To the extent that the appellants had any argument, it is waived by "perfunctory" treatment, United States v. Zannino, 895 F.2d 1, 17 (1st Cir.), cert. denied, 494 U.S. 1082, 110 S.Ct. 1814, 108 L.Ed.2d 944 (1990); and, in any event, any formal error by the district court in taking appellants' silence in the face of the affidavit as acquiescence (qui tacet consentiré videtur) was rendered harmless by their failure to claim plausibly that appellants have or reasonably hope to obtain proof to contradict the affidavit.
Affirmed.
. MMM Holdings Inc. appears to be a subsidiary of Aveta Inc., http://www.aveta.com/ news/aveta-subsidiary-mso-of-puerto-ricoannounces-acquisition-of-castellanaphysician-services/ (June 1, 2012). This supplementary information is for context and is not part of our rationale.
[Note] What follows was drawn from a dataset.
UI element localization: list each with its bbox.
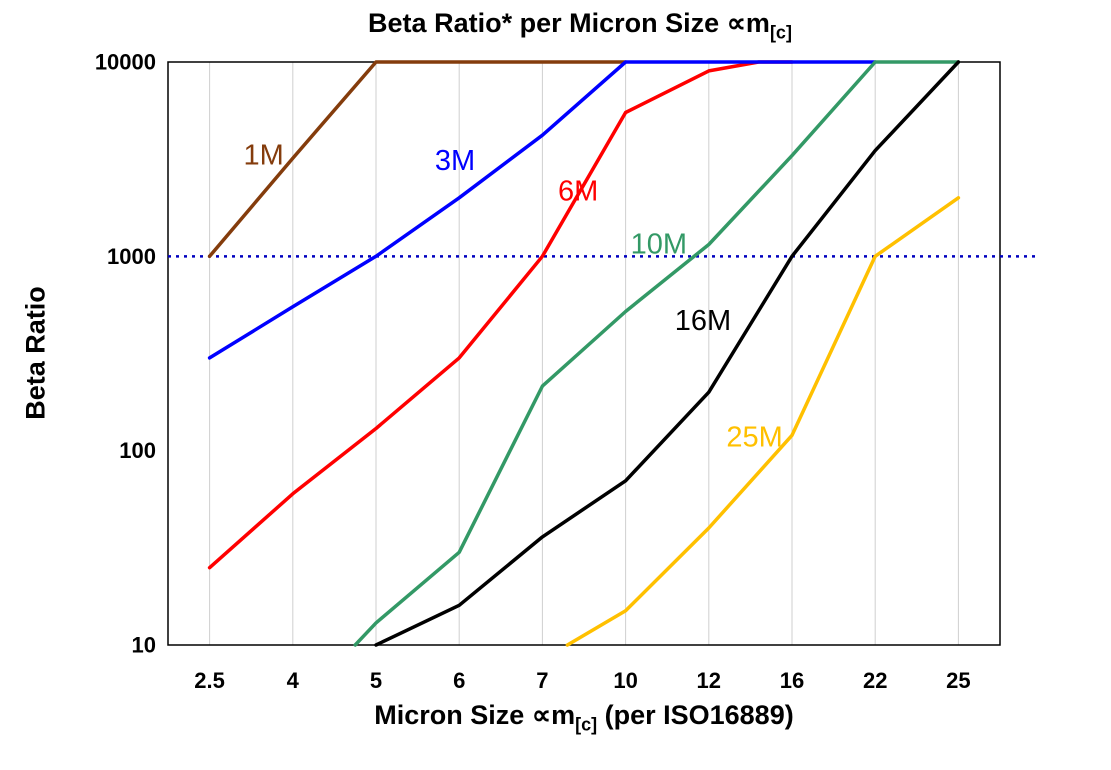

. The Equal Protection Clause of the Fourteenth Amendment applies only to state governments, but the Due Process Clause of the Fifth Amendment is treated as containing an equal protection component that binds the federal government in the same way that the Equal Protection Clause binds the states. See Adarand Constructors, Inc. v. Pena, 515 U.S. 200, 217, 115 S.Ct. 2097, 132 L.Ed.2d 158 (1995).
. The phrase "state action" is ordinarily employed; but here it is the association of the appellees with federal government action that is in issue. The "governmental action" requirement applies to Fifth Amendment equal protection claims just as it does to Fourteenth Amendment claims. See S.F. Arts & Athletics, Inc. v. U.S. Olympic Comm., 483 U.S. 522, 542 & n. 22, 107 S.Ct. 2971, 97 L.Ed.2d 427 (1987).
. Odishelidze v. Aetna Life & Cas. Co., 853 F.2d 21, 23 (1st Cir.1988); Siegel Transfer, Inc. v. Carrier Exp., Inc., 54 F.3d 1125, 1133 (3d Cir. 1995); Advanced Health-Care Servs., Inc. v. Radford Cmty. Hosp., 910 F.2d 139, 146 (4th Cir. 1990); Hood v. Tenneco Tex. Life Ins. Co., 739 F.2d 1012, 1015 (5th Cir.1984); Directory Sales Mgmt. Corp. v. Ohio Bell Tel. Co., 833 F.2d 606, 611 (6th Cir.1987).